I watched the hang gliders rise and fall and wondered where the other players in the kidnapping drama were and what they were doing. Colloquy would be squawking, pulling out her feathers and taking a chunk out of any stranger who got too close. Perigee might well be doing the same. Terrance could be dialing the Relationships line obsessively or he could be as in control as he pretended to be and playing golf. Sara Dumaine might be selling some rich tourist some bad art. It was a Saturday in August, high season for the art market in Santa Fe. What about Deborah Dumaine and Wes Brown? I wondered. Where were they? Maybe he had her locked in or tied up somewhere near the border in Door. Maybe she was a pissed-off wind goddess who'd had the wind knocked out of her. Maybe she was in serious danger. Maybe she was dead.

There's always the possibility that a kidnapper will get paranoid and kill the hostages, a danger that appeared to concern me more than it did Terrance Lewellen. It couldn't be in the hostages' best interests to drag out the negotiations. What's two hundred thousand if you've got it and lives are at risk? But I wasn't representing the hostages' best interests. I was representing my client's, and that's the trouble with being a lawyer. It puts you in the middle of the action, but not necessarily on the right side, if there is a right side. Representing my client while keeping the big picture in mind was a straddling act.
Would
Baxter, Johnson handle it any better? I asked myself. Probably not was my answer.
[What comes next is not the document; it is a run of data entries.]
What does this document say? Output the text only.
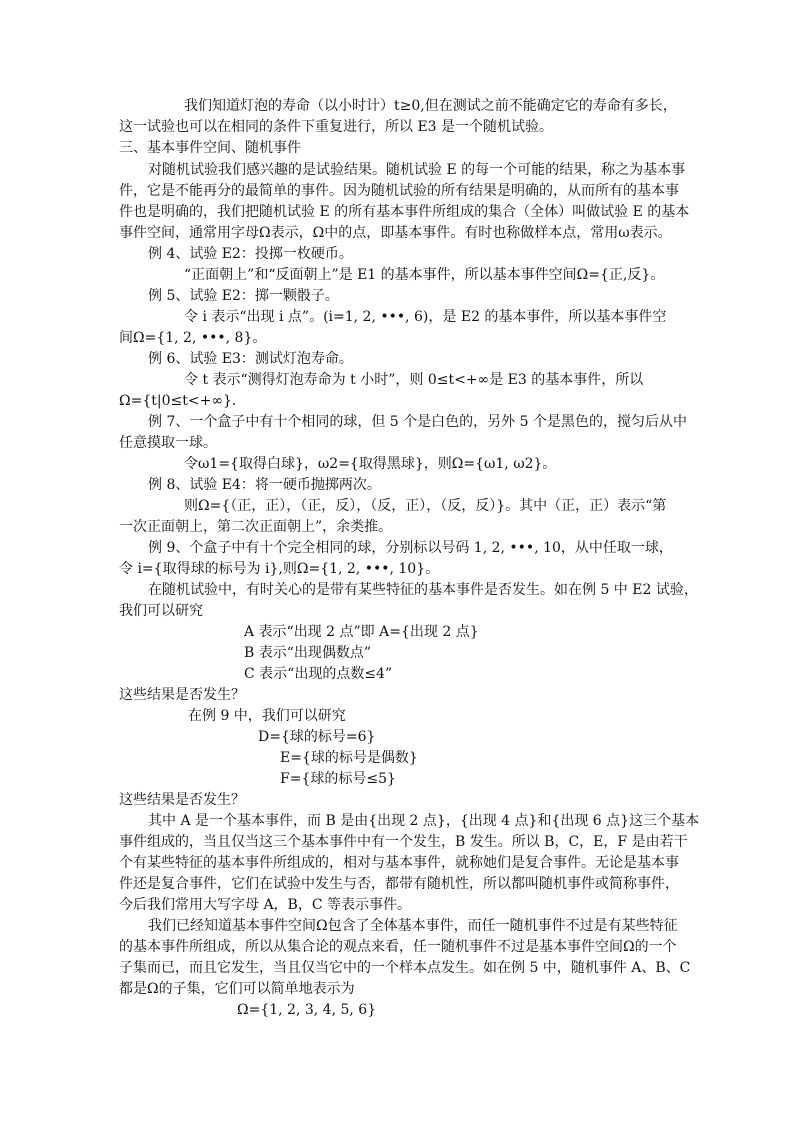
我们知道灯泡的寿命（以小时计）t≥0,但在测试之前不能确定它的寿命有多长，
这一试验也可以在相同的条件下重复进行，所以 E3 是一个随机试验。
三、基本事件空间、随机事件
对随机试验我们感兴趣的是试验结果。随机试验 E 的每一个可能的结果，称之为基本事
件，它是不能再分的最简单的事件。因为随机试验的所有结果是明确的，从而所有的基本事
件也是明确的，我们把随机试验 E 的所有基本事件所组成的集合（全体）叫做试验 E 的基本
事件空间，通常用字母Ω表示，Ω中的点，即基本事件。有时也称做样本点，常用ω表示。
例 4、试验 E2：投掷一枚硬币。
“正面朝上”和“反面朝上”是 E1 的基本事件，所以基本事件空间Ω={正,反}。
例 5、试验 E2：掷一颗骰子。
令 i 表示“出现 i 点”。(i=1, 2, •••, 6)，是 E2 的基本事件，所以基本事件空
间Ω={1, 2, •••, 8}。
例 6、试验 E3：测试灯泡寿命。
令 t 表示“测得灯泡寿命为 t 小时”，则 0≤t<+∞是 E3 的基本事件，所以
Ω={t|0≤t<+∞}.
例 7、一个盒子中有十个相同的球，但 5 个是白色的，另外 5 个是黑色的，搅匀后从中
任意摸取一球。
令ω1={取得白球}，ω2={取得黑球}，则Ω={ω1, ω2}。
例 8、试验 E4：将一硬币抛掷两次。
则Ω={（正，正），（正，反），（反，正），（反，反）}。其中（正，正）表示“第
一次正面朝上，第二次正面朝上”，余类推。
例 9、个盒子中有十个完全相同的球，分别标以号码 1, 2, •••, 10，从中任取一球，
令 i={取得球的标号为 i},则Ω={1, 2, •••, 10}。
在随机试验中，有时关心的是带有某些特征的基本事件是否发生。如在例 5 中 E2 试验，
我们可以研究
A 表示“出现 2 点”即 A={出现 2 点}
B 表示“出现偶数点”
C 表示“出现的点数≤4”
这些结果是否发生？
在例 9 中，我们可以研究
D={球的标号=6}
E={球的标号是偶数}
F={球的标号≤5}
这些结果是否发生？
其中 A 是一个基本事件，而 B 是由{出现 2 点}，{出现 4 点}和{出现 6 点}这三个基本
事件组成的，当且仅当这三个基本事件中有一个发生，B 发生。所以 B，C，E，F 是由若干
个有某些特征的基本事件所组成的，相对与基本事件，就称她们是复合事件。无论是基本事
件还是复合事件，它们在试验中发生与否，都带有随机性，所以都叫随机事件或简称事件，
今后我们常用大写字母 A，B，C 等表示事件。
我们已经知道基本事件空间Ω包含了全体基本事件，而任一随机事件不过是有某些特征
的基本事件所组成，所以从集合论的观点来看，任一随机事件不过是基本事件空间Ω的一个
子集而已，而且它发生，当且仅当它中的一个样本点发生。如在例 5 中，随机事件 A、B、C
都是Ω的子集，它们可以简单地表示为
Ω={1, 2, 3, 4, 5, 6}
I don't wear a watch, but the piñones' shadows were spreading like a Navajo woman's skirts and telling me I'd stayed too long. Miranda Martinez closes at dark. While I'd been thinking about my case, everybody else had been going home. I was all alone as I walked down the trail. While being up there alone at dusk might be dangerous, it was also what made it interesting. As I walked I watched the lights of Albuquerque spread across the Valley and twinkle on one by one. The colors I saw were red, yellow and blue, the colors of stars in the blackest of skies. For one brief moment there was a balance, the number of lights on the ground reflected the number of stars in the sky, but the lights multiplied like bacteria, reducing the stars to a pale imitation. The lights that came on in the city extinguished the lights in the sky. The spotlights from the Sandia pueblo power bingo parlor were doing their spinning gambler's dance, annoying a lot of people and outshining the stars. Who would ever have thought the Sandias would be guilty of stealing the night? It could, from one perspective anyway, be considered sacrilegious.